By Alyssa Abel
If you’re like many parents, you probably have heightened concerns about protecting your children as they navigate school in 2020. The following may help you minimise sick days, stay on top of your child’s overall wellbeing, and protect your family. Please note that these tips are general in nature, information and advice relating to COVID-19 will vary with location and time.
Hopefully, you’re already stocked up with plenty of hand sanitiser and packs of face masks (if required to wear one). It’s wise keep a good supply — straps break readily, and the little ones sometimes take a bath in alcohol-based gels.
If you are among the fortunate to be doing well during this pandemic, pick up some extra supplies for their teacher. Many educators spend a small fortune to keep their classrooms stocked with pencils and paper, and this year many of them are stocking their classrooms with hygiene products as well.
Keeping nutrition in mind when packing lunches will improve your kid’s immune function and make it less likely they’ll get sick if exposed to germs.
Hop on the internet and search for healthy meal prep ideas for school lunches. You can chop and portion your dinner dishes along with their lunchbox-stuffers on a slow evening or weekend morning.
Exercise is a critical for your child at any time, as childhood obesity rates continue to climb. If you decided to homeschool by choice or necessity, your angel could spend hours in front of a screen.
While it’s impossible to negate all risks on the playground due to shared equipment, outdoor activities are generally safer than indoor ones. If you don’t feel safe letting them play on the monkey bars, go for a walk and enjoy the fresh air instead. Hiking is another relatively safe activity if you have a nature area nearby.
Children can have coronavirus anxiety too, and it’s vital to lovingly address their concerns. Try to assuage nervousness by sticking to a routine as much as possible and looking for the positive. Remember that their world changed dramatically — and still may be quite different — and structure can restore a sense of normalcy.
When you talk about the pandemic, try your best to cite factual information from reliable sources, such as the World Health Organization (WHO).
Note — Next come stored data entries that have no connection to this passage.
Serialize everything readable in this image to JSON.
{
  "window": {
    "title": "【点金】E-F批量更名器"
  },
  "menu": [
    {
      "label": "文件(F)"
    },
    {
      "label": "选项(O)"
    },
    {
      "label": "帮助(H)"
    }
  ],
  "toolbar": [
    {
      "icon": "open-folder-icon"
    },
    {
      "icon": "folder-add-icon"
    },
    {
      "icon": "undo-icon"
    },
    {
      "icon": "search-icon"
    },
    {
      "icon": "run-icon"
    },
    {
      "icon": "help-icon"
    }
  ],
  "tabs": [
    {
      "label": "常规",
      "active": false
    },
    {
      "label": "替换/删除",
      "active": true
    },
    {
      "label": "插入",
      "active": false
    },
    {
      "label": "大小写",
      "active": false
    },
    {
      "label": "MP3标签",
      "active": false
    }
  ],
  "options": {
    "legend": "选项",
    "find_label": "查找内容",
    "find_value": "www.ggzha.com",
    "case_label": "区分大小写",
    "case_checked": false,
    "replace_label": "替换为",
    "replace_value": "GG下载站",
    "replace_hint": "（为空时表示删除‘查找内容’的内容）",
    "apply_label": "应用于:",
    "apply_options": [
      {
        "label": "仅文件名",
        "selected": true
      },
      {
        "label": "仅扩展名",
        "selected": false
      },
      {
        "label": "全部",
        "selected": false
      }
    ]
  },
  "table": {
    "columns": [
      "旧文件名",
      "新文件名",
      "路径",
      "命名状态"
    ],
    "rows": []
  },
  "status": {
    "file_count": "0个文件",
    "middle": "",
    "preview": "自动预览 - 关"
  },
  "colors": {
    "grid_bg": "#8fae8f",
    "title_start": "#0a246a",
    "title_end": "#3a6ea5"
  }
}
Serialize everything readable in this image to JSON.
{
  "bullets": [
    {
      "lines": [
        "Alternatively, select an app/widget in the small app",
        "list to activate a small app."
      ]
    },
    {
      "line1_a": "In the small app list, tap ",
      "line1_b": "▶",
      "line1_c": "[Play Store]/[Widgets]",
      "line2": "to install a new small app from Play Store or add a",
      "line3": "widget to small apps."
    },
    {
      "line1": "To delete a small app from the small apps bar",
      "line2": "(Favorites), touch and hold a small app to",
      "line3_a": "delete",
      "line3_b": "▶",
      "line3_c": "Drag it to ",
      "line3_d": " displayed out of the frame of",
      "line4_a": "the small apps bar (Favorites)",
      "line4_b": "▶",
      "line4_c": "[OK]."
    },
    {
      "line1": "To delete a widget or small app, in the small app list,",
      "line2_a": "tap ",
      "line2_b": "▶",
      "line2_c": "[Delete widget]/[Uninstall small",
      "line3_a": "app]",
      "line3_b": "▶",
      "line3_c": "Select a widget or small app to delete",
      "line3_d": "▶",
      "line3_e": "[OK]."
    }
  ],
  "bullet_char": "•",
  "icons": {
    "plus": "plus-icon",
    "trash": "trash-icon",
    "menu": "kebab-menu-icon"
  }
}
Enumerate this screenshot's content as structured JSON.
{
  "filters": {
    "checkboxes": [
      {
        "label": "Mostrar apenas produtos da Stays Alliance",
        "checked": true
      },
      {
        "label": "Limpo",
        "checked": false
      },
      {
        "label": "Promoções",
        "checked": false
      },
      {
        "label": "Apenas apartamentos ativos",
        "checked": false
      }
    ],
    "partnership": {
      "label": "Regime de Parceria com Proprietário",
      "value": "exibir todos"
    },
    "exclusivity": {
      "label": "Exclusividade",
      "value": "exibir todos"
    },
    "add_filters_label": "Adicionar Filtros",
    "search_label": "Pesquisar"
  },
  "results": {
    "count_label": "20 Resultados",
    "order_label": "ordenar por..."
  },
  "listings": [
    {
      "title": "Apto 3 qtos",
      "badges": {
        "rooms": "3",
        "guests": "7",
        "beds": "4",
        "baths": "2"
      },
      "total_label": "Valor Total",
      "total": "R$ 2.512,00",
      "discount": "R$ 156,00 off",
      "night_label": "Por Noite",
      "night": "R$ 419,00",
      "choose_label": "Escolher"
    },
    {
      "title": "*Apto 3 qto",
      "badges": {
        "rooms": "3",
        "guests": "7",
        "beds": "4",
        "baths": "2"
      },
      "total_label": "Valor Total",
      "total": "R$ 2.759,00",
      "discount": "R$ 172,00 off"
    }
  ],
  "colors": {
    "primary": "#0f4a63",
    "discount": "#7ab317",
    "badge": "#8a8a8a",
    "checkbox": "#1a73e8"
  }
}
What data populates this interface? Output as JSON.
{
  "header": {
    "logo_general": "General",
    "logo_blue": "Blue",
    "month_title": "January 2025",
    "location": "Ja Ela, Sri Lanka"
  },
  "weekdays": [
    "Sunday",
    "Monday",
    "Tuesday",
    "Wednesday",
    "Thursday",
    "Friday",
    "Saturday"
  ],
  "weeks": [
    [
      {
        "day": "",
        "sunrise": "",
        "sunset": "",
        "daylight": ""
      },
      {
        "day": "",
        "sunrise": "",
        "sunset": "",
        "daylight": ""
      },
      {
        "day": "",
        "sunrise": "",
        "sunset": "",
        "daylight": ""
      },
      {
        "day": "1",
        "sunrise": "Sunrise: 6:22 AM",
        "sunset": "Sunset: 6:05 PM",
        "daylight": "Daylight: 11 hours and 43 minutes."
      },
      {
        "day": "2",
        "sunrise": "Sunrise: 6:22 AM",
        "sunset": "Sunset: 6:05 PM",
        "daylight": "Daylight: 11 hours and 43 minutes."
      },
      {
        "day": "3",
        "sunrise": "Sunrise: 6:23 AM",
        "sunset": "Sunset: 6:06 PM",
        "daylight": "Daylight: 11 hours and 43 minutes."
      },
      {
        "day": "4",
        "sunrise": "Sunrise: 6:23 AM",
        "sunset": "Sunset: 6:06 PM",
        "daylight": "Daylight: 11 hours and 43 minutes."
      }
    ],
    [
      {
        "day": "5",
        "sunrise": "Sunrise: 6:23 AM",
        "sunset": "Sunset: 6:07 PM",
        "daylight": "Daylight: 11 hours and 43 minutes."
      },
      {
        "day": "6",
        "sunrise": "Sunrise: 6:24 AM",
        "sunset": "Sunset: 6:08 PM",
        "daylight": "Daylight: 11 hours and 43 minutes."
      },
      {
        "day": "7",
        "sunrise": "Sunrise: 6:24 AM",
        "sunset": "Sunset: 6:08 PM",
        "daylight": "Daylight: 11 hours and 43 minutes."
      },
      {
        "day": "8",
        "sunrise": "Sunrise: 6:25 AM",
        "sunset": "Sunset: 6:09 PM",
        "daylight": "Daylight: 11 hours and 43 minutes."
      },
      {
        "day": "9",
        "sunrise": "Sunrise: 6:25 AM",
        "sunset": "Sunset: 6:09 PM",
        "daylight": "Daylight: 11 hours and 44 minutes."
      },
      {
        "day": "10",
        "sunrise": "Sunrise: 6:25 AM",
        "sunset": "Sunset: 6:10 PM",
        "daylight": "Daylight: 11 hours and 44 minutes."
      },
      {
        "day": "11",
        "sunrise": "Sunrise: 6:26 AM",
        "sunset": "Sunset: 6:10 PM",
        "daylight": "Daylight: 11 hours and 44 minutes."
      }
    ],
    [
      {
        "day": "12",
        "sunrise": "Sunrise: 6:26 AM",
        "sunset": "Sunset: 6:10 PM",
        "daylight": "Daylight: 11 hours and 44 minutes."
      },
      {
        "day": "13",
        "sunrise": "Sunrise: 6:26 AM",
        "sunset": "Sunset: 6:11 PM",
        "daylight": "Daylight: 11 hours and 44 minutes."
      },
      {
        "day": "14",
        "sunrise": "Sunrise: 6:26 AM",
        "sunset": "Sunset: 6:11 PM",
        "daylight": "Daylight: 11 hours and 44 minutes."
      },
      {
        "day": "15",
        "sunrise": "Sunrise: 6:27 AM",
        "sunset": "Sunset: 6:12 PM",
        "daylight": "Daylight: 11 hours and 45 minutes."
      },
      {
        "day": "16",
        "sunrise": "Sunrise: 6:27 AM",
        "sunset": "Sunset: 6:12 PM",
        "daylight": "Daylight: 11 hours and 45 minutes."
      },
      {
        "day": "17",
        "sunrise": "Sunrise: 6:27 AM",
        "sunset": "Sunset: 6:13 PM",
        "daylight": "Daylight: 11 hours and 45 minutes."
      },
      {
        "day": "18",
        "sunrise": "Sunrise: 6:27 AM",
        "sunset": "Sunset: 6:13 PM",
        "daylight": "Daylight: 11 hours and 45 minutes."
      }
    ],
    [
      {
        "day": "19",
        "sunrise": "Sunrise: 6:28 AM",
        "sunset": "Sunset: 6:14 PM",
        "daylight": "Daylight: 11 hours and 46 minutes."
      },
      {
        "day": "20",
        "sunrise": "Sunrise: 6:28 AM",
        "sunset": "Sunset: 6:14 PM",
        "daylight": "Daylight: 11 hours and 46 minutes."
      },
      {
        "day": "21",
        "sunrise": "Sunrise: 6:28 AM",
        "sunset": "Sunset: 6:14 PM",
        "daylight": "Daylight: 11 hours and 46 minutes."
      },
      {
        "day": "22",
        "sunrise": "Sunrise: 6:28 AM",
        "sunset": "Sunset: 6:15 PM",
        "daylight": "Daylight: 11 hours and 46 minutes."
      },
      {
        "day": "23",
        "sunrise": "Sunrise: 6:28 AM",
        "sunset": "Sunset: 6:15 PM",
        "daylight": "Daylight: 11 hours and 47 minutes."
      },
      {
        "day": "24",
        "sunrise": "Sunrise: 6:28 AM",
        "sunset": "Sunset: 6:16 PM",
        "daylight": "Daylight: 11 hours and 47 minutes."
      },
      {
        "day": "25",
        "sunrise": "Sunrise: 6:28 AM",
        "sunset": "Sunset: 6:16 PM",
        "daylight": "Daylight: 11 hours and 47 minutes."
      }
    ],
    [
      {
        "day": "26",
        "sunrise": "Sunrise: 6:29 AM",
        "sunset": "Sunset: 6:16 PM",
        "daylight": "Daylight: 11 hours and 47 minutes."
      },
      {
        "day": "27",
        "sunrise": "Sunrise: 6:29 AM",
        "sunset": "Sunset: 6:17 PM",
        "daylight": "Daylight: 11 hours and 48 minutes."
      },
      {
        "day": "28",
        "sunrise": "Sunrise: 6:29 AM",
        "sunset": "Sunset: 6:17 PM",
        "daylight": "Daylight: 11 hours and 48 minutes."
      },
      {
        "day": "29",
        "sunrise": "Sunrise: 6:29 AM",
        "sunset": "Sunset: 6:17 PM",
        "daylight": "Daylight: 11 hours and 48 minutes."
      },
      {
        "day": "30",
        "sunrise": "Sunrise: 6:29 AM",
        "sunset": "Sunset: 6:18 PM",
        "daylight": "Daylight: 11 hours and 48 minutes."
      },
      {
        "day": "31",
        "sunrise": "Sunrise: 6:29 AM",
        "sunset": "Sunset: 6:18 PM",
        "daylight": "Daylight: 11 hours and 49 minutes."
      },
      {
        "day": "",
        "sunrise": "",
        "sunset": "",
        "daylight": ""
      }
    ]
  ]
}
Keep the news on the TV for no more than 30 minutes and don’t play it in the background while eating dinner. Discuss the measures you take to stay safer with your children.
When kids — and adults, for that matter — have underslept, they’re much more likely to be susceptible to illness, anxiety and poor mood. Sleep plays a crucial role in immune function, making a good night’s rest one of the best health tips for your child. Plus, better sleep means better focus in school. The amount of sleep your child needs will vary with age.
Your kids may miss their friends desperately, especially if they didn’t return to the traditional classroom as expected. Help your little ones stay social by setting up playdates within your comfort level and state restrictions. Can you meet up with some other families for an outdoor stroll?
People living in certain areas or children with certain health needs may still be required to stay at home — but that doesn’t mean you can’t still mingle virtually!